Hemoglobin A1 (HbA1) konsantrasyonları, hem diyabetik hastalarda hem de böbrek yetmezliği olan hastalarda iyon değişim kromatografisi ile ölçüldüğünde artmaktadır. Tiyobarbitürik asit yöntemi (glikasyonun tespiti için spesifik bir kimyasal yöntem) böbrek yetmezliği olan hastaların glukozlu hemoglobin değerlerinin normal bireylerde gözlenen değerlere benzer olduğunu göstermekte ve bu hastalardaki yüksek değerlerin glukozdan başka bir şeyin hemoglobine bağlanmasının bir sonucu olduğunu düşündürmektedir.[44]

Otoimmün hemolitik anemide HbA1 konsantrasyonları tespit edilemez. Prednisolon uygulanması HbA1'in tespit edilmesini sağlayacaktır.[45] Bu durumlarda alternatif fruktozamin testi kullanılabilir ve bu test aynı zamanda önceki 2 ila 3 haftadaki kan glukoz seviyelerinin ortalamasını yansıtır.

Uluslararası Diyabet Federasyonu, Avrupa Diyabet Araştırmaları Derneği ve Amerikan Diyabet Derneği'nden oluşan Uluslararası Uzman Komite Raporu gibi tüm önemli kurumlar, tanı düzeyi olarak 48 mmol/mol (%6,5 DCCT) HbA1c düzeyini önermektedir.[46] Komite Raporu ayrıca, HbA1c testinin yapılamadığı durumlarda açlık ve glukoz tolerans testlerinin yapılmasını belirtmektedir. Gebelikte diyabet tanısı için glukozlanmış hemoglobin değil, açlık ve glukoz-tolerans ölçümleri gerekmeye devam etmektedir.[kaynak belirtilmeli]

Diyet ile modifikasyon

Meta-analiz, probiyotiklerin tip 2 diyabet hastalarında glikolize hemoglobinde istatistiksel olarak anlamlı bir azalmaya neden olduğunu göstermiştir.[47] Birden fazla probiyotik suşunun kullanıldığı çalışmalarda glikolize hemoglobinde istatistiksel olarak anlamlı azalmalar görülürken, tek suşlu çalışmalarda bu azalmalar görülmemiştir.[47]
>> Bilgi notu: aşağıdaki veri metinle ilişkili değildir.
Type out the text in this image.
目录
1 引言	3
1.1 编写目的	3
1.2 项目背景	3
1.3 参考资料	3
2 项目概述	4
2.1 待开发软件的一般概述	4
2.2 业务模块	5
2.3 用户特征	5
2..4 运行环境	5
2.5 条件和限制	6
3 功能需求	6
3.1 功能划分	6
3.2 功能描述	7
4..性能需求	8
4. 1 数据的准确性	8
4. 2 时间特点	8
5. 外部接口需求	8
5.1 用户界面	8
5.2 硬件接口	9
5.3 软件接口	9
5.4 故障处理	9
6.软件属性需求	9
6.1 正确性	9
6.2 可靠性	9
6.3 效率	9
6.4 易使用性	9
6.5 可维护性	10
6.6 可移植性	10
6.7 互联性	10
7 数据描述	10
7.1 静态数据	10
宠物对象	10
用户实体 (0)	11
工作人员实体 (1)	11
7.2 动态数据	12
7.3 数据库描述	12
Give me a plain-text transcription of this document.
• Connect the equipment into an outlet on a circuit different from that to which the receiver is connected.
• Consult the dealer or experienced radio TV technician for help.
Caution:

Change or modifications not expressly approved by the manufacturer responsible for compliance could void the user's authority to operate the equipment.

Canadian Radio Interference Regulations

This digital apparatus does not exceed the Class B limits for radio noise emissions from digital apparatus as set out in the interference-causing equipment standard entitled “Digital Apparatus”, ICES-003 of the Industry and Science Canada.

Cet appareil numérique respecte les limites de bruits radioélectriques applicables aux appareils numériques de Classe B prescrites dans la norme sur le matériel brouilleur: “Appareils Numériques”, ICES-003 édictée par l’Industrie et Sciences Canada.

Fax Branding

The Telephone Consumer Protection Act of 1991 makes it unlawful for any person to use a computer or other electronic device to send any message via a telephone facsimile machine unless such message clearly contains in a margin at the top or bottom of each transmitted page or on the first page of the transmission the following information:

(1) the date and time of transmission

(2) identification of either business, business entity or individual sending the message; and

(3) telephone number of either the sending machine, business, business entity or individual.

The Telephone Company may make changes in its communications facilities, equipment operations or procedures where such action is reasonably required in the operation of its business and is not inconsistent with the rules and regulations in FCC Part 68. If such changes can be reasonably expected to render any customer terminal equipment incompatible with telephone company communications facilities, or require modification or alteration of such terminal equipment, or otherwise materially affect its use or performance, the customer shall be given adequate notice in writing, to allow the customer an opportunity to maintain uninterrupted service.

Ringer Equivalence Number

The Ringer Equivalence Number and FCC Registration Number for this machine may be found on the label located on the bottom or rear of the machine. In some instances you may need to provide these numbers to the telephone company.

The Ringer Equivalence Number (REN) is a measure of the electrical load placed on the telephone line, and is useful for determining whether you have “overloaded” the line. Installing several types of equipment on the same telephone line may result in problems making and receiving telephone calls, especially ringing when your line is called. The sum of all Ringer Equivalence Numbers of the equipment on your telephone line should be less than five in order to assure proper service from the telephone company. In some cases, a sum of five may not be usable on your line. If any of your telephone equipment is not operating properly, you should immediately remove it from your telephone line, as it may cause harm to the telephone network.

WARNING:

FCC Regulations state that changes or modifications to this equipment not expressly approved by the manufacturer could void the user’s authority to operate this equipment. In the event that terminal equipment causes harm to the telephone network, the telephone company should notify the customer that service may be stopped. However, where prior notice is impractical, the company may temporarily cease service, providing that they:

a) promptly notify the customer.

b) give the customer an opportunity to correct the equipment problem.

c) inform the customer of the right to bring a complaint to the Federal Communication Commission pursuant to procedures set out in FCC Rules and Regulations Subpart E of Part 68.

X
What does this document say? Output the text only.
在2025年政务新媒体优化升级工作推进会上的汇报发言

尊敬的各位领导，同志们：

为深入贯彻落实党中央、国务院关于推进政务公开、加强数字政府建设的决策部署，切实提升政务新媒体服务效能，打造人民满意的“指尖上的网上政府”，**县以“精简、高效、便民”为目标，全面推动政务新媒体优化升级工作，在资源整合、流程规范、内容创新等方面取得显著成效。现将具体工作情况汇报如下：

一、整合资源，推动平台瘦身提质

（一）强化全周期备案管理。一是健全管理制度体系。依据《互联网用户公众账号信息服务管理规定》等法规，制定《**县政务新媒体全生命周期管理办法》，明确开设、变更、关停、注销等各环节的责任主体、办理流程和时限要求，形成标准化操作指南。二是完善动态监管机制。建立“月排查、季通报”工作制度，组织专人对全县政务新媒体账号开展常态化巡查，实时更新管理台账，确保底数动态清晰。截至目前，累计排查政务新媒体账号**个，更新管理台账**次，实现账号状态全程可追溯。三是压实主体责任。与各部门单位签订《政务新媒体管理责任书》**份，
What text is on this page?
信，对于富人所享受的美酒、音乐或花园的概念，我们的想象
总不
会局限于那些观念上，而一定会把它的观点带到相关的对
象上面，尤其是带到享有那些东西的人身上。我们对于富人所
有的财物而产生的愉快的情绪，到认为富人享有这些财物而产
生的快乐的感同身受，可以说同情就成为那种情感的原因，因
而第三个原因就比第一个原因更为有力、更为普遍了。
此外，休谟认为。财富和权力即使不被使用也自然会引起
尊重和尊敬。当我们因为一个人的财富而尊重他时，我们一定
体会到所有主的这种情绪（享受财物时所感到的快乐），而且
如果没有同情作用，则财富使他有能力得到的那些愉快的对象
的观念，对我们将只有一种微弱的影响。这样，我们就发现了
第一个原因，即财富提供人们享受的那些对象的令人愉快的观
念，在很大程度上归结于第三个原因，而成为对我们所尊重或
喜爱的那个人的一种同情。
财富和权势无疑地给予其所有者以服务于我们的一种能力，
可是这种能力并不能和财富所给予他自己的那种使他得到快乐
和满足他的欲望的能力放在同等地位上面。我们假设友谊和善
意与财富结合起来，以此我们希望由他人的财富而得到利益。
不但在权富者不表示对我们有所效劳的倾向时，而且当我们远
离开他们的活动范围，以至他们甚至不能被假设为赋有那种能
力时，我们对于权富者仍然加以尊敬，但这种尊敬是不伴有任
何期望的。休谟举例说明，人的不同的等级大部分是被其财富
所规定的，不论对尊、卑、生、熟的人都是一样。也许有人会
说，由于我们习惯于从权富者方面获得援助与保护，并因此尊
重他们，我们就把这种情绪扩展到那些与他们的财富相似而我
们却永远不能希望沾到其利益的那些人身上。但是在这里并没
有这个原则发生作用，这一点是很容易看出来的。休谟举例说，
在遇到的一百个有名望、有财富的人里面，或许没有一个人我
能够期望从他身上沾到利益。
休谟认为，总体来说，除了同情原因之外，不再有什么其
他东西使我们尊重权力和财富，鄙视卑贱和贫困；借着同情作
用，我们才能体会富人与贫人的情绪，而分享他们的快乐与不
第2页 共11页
Standardizasyon ve izlenebilirlik

Hemoglobin A1c artık standartlaştırılmış ve IFCC yöntemleri HPLC-CE ve HPLC-MS ile izlenebilir hale getirilmiştir. Daha yeni bir birim olan mmol/mol'e geçiş de bu standardizasyonun bir parçasıdır. Standartlaştırılmış test kandaki iyot seviyelerini test etmez; hipotiroidizm veya iyot takviyesinin A1c'yi yapay olarak yükselttiği bilinmektedir.[48][kaynak güvenilir mi?][49]

Veteriner tıp

HbA1c testi, diyabetli kedi ve köpeklerin tedavisinde yararlı bulunmamıştır ve genellikle kullanılmaz; bunun yerine fruktozamin tercih edilir.[50]